Con un po’ di riluttanza la signorina ci fece entrare.
<< Ciao Sherlock. >> un ragazzo che aveva più o meno un paio d’anni più di me, con i capelli castani e un sorriso dolce, ci venne vicino.
<< Lestrade. >> rispose lui abbastanza freddo. Non mi piaceva quando faceva così, le persone vanno sempre trattate con gentilezza a mio parere, quindi decisi di intervenire portando un po’ di calore in quello scambio di battute, anche perché avevamo di fronte un ragazzo che mi sembrava naturalmente affettuoso nei confronti di Sherlock.
<< Piacere io sono John Watson. >> dissi. << Il coinquilino si Sherlock. >> pensai che “coinquilino” come sostantivo, non l’avrebbe turbato troppo, era abbastanza neutra come definizione.
<< Oh, quindi ti sei finalmente spostato a vivere da solo Sherlock. >> commentò il ragazzo. << Comunque piacere, io sono Greg. >> disse porgendomi la mano.
<< Greg? >>
<< E’ questo il mio nome, Sherlock. Se mai dovessi prenderti il disturbo di impararlo. >> commentò aspro. << Sherlock non mi chiama mai per nome, per sottolineare il fatto che non siamo amici. >> aggiunse poi, rivolto a me. Sentii come un misto di senso di colpa e soddisfazione, da quanto mi aveva detto erano anni che Sherlock e Greg si frequentavano e lui non si era mai preso la briga di ricordarsi il suo nome, mentre con me aveva sempre usato John, fin dal primo giorno in cui l’avevo visto. Sapevo che Sherlock avrebbe immaginato che lo stessi pensando, quindi alzai la testa per guardarlo, lui stava già guardando me e, suo malgrado, mi rivolse un impercettibile sorriso, impercettibile per chiunque altro, certo, ma non per me.
<< Che è successo? >> chiese lui poi.
<< Un uomo o è caduto dal quinto piano, il suo volto è entrato a contatto con l’asfalto subito, prima del resto del corpo, e adesso è irriconoscibile. Aspetteranno che qualcuno denunci la scomparsa, ma sono quasi sicuri che nessuno lo farà, sembra proprio si tratti di un senza tetto. >> riportò Greg.
<< Vado a dare un occhiata, vieni John. >> e io ubbidii senza dire una parole.
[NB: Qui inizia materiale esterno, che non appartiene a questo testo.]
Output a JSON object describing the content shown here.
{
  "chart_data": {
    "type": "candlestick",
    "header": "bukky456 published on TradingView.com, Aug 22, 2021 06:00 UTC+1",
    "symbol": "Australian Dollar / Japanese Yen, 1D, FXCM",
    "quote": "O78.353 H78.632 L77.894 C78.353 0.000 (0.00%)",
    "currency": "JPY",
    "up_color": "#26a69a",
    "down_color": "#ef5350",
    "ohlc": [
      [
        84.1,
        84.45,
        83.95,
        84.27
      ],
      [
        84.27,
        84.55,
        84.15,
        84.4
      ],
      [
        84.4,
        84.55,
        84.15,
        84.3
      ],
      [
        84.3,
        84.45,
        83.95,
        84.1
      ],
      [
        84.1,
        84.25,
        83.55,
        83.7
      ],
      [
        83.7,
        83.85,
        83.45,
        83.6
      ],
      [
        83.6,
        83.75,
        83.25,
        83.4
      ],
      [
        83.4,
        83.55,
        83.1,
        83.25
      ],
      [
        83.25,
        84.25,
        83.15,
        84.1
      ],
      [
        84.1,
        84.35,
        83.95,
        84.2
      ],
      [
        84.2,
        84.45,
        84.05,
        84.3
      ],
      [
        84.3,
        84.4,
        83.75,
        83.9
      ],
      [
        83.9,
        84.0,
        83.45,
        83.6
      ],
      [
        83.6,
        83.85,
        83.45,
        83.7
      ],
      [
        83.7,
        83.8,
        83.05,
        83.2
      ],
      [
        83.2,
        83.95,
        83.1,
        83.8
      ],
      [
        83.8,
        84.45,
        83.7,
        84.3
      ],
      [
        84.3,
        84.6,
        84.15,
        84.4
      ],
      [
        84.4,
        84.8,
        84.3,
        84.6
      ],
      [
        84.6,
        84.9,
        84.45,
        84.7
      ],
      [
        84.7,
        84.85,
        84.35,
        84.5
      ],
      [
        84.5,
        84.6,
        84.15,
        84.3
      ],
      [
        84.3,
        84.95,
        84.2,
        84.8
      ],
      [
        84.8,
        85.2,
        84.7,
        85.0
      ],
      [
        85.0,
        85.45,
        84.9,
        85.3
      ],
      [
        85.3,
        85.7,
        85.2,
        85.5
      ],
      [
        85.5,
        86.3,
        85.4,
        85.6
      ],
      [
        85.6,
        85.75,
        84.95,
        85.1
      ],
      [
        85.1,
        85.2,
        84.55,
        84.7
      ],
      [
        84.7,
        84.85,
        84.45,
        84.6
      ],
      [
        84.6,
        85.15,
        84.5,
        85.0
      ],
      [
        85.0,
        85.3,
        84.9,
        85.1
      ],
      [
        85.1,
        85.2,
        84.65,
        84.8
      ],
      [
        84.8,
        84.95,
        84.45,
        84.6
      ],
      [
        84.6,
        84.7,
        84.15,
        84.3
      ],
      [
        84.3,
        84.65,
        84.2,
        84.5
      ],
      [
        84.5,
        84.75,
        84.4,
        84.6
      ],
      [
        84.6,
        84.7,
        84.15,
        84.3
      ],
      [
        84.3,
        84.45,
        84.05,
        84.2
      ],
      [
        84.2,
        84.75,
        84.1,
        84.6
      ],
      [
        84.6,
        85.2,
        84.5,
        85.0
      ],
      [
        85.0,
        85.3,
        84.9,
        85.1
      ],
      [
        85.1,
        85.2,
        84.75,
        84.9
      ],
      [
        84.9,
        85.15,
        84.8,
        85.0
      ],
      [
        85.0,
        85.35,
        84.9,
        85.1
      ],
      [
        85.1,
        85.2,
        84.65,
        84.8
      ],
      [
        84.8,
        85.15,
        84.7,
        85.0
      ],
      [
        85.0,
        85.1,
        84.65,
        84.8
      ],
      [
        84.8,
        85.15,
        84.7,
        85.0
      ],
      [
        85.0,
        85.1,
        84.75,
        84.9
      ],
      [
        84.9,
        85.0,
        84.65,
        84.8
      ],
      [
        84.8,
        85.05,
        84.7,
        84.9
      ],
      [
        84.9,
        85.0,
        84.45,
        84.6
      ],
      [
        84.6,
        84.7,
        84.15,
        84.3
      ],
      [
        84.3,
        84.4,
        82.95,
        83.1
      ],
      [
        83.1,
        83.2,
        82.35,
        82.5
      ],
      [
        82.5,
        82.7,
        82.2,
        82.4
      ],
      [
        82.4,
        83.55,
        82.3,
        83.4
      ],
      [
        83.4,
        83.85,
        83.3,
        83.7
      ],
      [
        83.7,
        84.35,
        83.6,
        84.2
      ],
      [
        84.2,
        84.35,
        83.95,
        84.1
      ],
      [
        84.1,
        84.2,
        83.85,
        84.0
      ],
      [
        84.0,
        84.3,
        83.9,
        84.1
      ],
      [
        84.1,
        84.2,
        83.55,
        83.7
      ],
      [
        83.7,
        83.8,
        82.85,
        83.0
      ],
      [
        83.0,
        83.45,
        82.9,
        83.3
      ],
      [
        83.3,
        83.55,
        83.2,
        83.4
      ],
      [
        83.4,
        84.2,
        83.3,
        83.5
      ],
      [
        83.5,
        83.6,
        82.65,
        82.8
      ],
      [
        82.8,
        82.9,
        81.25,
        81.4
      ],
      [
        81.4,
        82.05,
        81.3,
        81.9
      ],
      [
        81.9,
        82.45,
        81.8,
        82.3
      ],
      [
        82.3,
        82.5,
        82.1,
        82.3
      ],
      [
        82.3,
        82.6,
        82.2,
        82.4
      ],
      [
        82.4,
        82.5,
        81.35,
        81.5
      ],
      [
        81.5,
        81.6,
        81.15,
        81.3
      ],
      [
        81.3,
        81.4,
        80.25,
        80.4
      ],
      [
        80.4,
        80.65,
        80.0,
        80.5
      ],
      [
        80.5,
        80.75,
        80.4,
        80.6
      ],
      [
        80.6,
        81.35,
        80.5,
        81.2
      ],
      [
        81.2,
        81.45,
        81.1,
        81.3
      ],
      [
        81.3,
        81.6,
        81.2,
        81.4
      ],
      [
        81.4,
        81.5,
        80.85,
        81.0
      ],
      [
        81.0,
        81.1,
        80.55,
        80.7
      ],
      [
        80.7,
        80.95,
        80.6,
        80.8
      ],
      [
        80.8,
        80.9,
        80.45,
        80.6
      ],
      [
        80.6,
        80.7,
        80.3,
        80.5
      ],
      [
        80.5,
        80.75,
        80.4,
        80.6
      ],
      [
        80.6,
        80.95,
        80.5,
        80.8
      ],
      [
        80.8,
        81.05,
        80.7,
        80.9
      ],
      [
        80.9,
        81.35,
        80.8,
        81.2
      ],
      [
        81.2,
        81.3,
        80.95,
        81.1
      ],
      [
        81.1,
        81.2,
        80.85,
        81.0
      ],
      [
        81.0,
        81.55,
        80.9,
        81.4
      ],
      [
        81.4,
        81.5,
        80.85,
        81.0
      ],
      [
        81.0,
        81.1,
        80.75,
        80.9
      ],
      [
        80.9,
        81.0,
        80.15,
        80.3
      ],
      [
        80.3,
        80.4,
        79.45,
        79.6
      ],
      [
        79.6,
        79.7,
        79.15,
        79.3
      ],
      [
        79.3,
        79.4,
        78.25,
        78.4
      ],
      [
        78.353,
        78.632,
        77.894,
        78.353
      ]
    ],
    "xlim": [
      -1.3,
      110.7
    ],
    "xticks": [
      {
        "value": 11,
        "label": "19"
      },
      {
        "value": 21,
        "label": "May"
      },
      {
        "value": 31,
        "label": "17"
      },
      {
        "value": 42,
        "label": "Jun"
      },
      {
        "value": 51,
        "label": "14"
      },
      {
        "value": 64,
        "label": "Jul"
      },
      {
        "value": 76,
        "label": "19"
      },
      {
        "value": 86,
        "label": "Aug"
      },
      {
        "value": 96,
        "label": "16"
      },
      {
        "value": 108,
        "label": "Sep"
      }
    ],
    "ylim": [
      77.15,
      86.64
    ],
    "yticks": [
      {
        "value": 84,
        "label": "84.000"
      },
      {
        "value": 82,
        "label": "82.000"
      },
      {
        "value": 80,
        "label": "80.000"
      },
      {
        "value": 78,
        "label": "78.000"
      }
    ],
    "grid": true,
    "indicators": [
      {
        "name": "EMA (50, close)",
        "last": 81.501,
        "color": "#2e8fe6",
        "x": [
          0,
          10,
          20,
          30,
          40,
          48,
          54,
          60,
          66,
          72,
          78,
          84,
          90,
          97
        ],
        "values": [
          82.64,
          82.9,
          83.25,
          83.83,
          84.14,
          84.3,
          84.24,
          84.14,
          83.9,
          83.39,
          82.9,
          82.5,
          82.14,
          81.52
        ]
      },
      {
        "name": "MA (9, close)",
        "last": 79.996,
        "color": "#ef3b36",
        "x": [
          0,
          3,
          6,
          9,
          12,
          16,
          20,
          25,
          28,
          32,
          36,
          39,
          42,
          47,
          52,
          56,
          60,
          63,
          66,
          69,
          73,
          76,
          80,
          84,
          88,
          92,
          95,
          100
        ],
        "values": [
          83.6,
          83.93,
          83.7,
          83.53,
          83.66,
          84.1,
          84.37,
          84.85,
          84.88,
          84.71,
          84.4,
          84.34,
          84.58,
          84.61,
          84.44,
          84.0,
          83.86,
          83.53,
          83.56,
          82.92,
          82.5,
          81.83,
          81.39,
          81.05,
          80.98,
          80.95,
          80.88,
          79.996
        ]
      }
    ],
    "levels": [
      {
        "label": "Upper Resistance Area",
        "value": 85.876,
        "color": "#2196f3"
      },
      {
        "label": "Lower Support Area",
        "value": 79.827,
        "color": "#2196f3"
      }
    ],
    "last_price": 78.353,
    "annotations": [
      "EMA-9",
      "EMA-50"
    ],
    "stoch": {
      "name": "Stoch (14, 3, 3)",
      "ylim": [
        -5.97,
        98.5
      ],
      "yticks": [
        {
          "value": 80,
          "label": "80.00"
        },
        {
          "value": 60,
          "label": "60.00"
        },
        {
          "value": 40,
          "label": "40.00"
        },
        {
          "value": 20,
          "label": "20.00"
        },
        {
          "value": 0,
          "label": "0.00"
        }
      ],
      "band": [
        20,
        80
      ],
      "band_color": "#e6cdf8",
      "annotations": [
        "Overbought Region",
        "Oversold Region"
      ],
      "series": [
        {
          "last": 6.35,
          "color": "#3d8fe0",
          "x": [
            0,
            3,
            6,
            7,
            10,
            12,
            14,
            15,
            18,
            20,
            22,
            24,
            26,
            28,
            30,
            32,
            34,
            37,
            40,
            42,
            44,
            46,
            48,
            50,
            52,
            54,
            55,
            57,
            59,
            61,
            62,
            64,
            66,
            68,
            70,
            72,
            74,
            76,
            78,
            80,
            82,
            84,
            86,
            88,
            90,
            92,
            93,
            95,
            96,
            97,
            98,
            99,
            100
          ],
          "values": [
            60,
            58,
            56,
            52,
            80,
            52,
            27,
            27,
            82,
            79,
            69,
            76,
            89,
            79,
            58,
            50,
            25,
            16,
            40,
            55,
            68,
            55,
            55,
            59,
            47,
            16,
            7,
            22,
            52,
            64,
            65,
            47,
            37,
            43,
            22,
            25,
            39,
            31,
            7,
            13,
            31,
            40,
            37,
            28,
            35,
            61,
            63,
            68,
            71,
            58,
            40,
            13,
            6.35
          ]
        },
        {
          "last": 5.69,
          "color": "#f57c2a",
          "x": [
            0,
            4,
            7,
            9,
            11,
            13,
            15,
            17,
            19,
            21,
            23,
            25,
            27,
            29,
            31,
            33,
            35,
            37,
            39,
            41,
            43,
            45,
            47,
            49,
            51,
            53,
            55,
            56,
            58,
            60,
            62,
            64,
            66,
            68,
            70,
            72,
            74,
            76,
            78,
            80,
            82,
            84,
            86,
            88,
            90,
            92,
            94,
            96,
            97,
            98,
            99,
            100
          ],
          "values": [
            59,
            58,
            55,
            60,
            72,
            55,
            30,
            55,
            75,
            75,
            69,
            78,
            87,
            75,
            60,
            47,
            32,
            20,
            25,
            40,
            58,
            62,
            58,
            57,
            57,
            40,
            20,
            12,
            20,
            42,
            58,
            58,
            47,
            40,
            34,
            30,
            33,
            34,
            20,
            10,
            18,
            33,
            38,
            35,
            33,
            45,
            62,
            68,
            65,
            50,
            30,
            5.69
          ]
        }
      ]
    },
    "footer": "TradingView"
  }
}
Guardare Sherlock Holmes mentre pensa è una delle cose che preferisco al mondo, me ne resi conto in quel momento, quando lo vidi osservare il cadavere. Era così assorto, attento e concentrato, pensai che neanche se mi fossi messo proprio di fronte a lui a ballare la macarena mi avrebbe notato in quel momento. C’erano solo lui e il suo cervello in quel momento, era meraviglioso e affascinante. Si muoveva attorno al corpo con agilità e leggerezza, sapeva esattamente come fare per avvicinarsi abbastanza, ma non troppo, era veloce e silenzioso. Sarebbe stato un perfetto criminale se solo l’avesse voluto, e io speravo con tutto il cuore che non l’avrebbe mai voluto, altrimenti saremmo stati tutti nei guai, e nessuno l’avrebbe mai acciuffato.
Fece così per cinque minuti guardando attraverso la sua piccola lente di ingrandimento, infine sorrise.
<< Ok John, ora è il caso di andare. >> disse poi infine.
<< Ma come, di già? >> dissi io, distogliendo in fretta il mio sguardo da lui.
Lui non mi rispose, ma prese a camminare superandomi, mi dava sui nervi quando faceva così.
<< Oh, Sherlock. >> sussurrai tra me e me.
<< Ti ci abituerai prima o poi. >> disse Greg, venendomi vicino. << Lui non è una cattiva persona, John. E’ solo.. lui è solo Sherlock. >>
<< Ciao Greg, è stato davvero bello conoscerti. >>
<< Anche per me. >> rispose lui.
<< Ora vado da lui. >> Mi congedai, per raggiungere Sherlock.